Some video games already are using some of the elements Kelly and Nardi recommend. Economics-based games such as “EVE Online” challenge players to strategize between their short-term personal resource demands and the long-term needs of a larger group of players, their corporation. “DayZ” is a combat simulation game that requires players to scavenge for resources and work with other players, deciding on their own which players are friends and which are enemies.

Those are the kinds of game mechanics that make video games fun and challenging, but those mechanics also could be used to encourage players to think about real problems related to sustainability, Kelly said.

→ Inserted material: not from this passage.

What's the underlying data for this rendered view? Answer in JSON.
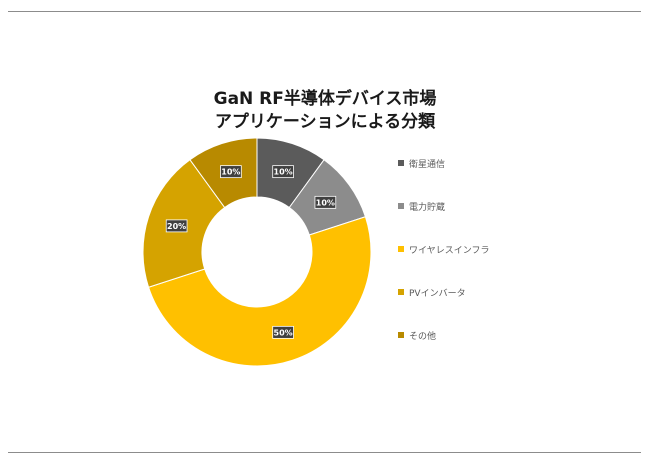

The culture of video gaming rewards people for solving problems and coming up with unique solutions. There is a common interest and connection among players, and knowledge is easily shared via game-specific wikis, message boards, instant messaging and more, Kelly pointed out.

“There’s a huge set of people out there who love to problem-solve,” she said. “Why not harness that power that is already there?”

That doesn’t mean someone should go out and develop “The Sustainability Game,” Kelly said. While video games have proven to be a good educational tool, there is a sense that those who play video games for entertainment don’t want forced educational components, she said.

“The attitude is ‘don’t make me learn something,’ ” Kelly said. “Instead, make the problems accessible to the gaming community and see what emerges.”

Kelly plans to continue exploring the relationship between video games and sustainability through additional research supported by OSU’s New Media Communications department. She’s planning to conduct a systematic survey of the use of sustainability concepts in current video games during the 2014-15 school year using undergraduate student research assistants and resources from New Media Communications.